Another wrench in the works is what Balzer calls the Katrina Factor. With the extraordinary amount of rebuilding expected in New Orleans and the surrounding areas, the prices of concrete, sheetrock and other construction materials have increased, as much as 10 to 15 percent nearly overnight in some cases. Steel fits that category as well, and with tariff and production issues, steel prices weren’t exactly stable in the first place. Additionally, rising oil prices have meant more expensive petroleum-based materials.
Balzer says he’s hearing horror stories of health care construction bids coming back millions of dollars more than expected.
Covering added costs because of building out more space and the Katrina Factor has meant remaining flexible with the design. One way Balzer and his team have done this involved rethinking the original plan for an 80-foot lobby atrium. Though the atrium was a “beautiful, airy, uplifting space,” Balzer says he recognized it as one piece of the design that may have been a bit lavish.
“Atriums are very messy in terms of smoke and fire code issues,” says Balzer. “So when we crunched the numbers of what the atrium was going to cost, we came up with a figure of between $2 and $2.5 million.”

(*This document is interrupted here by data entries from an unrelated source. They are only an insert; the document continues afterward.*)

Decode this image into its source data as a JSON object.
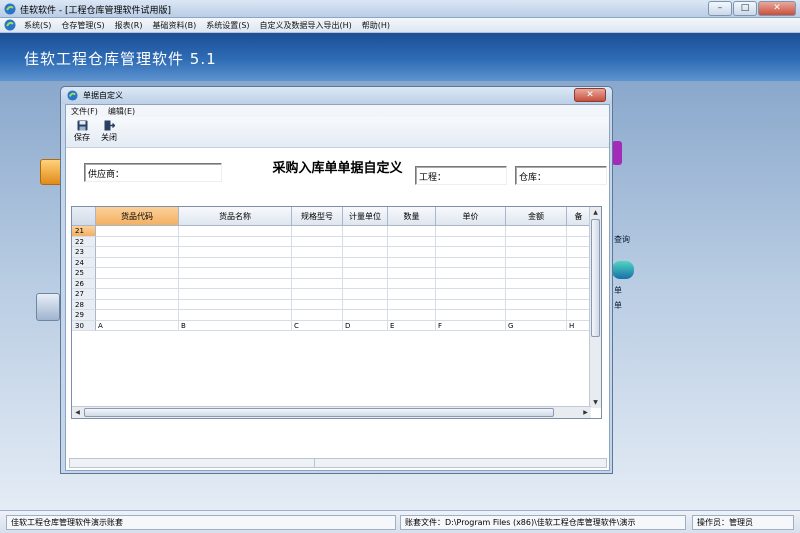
{
  "window": {
    "title": "佳软软件 - [工程仓库管理软件试用版]",
    "controls": {
      "minimize": "–",
      "maximize": "□",
      "close": "✕"
    }
  },
  "menubar": {
    "items": [
      "系统(S)",
      "仓存管理(S)",
      "报表(R)",
      "基础资料(B)",
      "系统设置(S)",
      "自定义及数据导入导出(H)",
      "帮助(H)"
    ]
  },
  "banner": {
    "app_title": "佳软工程仓库管理软件 5.1"
  },
  "desktop": {
    "labels": [
      "查询",
      "单",
      "单"
    ]
  },
  "status_bar": {
    "account_name": "佳软工程仓库管理软件演示账套",
    "account_file": "账套文件：D:\\Program Files (x86)\\佳软工程仓库管理软件\\演示",
    "operator": "操作员：管理员"
  },
  "dialog": {
    "title": "单据自定义",
    "close": "✕",
    "menu": [
      "文件(F)",
      "编辑(E)"
    ],
    "toolbar": {
      "save": "保存",
      "close": "关闭"
    },
    "doc_title": "采购入库单单据自定义",
    "fields": {
      "supplier": "供应商：",
      "project": "工程：",
      "warehouse": "仓库："
    },
    "grid": {
      "columns": [
        "货品代码",
        "货品名称",
        "规格型号",
        "计量单位",
        "数量",
        "单价",
        "金额",
        "备"
      ],
      "row_numbers": [
        "21",
        "22",
        "23",
        "24",
        "25",
        "26",
        "27",
        "28",
        "29",
        "30"
      ],
      "last_row_letters": [
        "A",
        "B",
        "C",
        "D",
        "E",
        "F",
        "G",
        "H"
      ],
      "current_row": "21",
      "selected_column": "货品代码"
    }
  },
  "colors": {
    "banner": "#2e6cb5",
    "selection": "#f3b061",
    "close_button": "#c7503c"
  },
  "icons": [
    "app-logo-icon",
    "save-icon",
    "close-doc-icon",
    "scroll-up-icon",
    "scroll-down-icon",
    "scroll-left-icon",
    "scroll-right-icon"
  ]
}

Balzer went to Petasnick and O’Connell, and the three decided to scale back the 80-foot design and build a 30-foot-tall lobby space instead. This would free up some cash for dealing with the Katrina Factor, building out the shell space, and other hiccups over the course of construction.
“The new lobby is still beautiful,” says Balzer. “And now, if bid packages come back and we’re okay, there is money we can take and put into other enhancements.”
Another reason for scaling back the atrium, says Balzer, is Froedtert and MCW’s commitment to maintaining health care costs. “An atrium requires lots of additional maintenance related to smoke control systems,” says Balzer. “Those only add to the overall cost of health care over time.”
That careful consideration of the effect of facilities decisions on health care costs seems to be working. According to a study by the Wisconsin Health Association, between 1996 and 2004, Froedtert’s adjusted average charge per case fell from 31 percent greater than market average to 7 percent below market average. Froedtert had the lowest rate increase — 25.2 percent, as opposed to 71.3 percent for the highest rate increase — among Milwaukee’s area hospitals from 1997 to 2004. No one would contend that facility decisions are solely responsible for keeping health care costs under wraps, but they certainly are a factor.
But even if facilities are only one of dozens of factors that affect health care costs, they still play a profoundly important role in patient comfort, satisfaction and perception of the hospital. Balzer emphasizes that while logical, not lavish decisions are standard operating procedure, every decision must also be based largely on whether it will benefit patients. Of course, with strategies like evidence-based design, the two are not mutually exclusive.
Liakakos says Froedtert’s consistent patient-first philosophy is the one thing he’s noticed that separates the hospital from the pack. “The staff really understands how important it is to work for the comfort and dignity of patients.”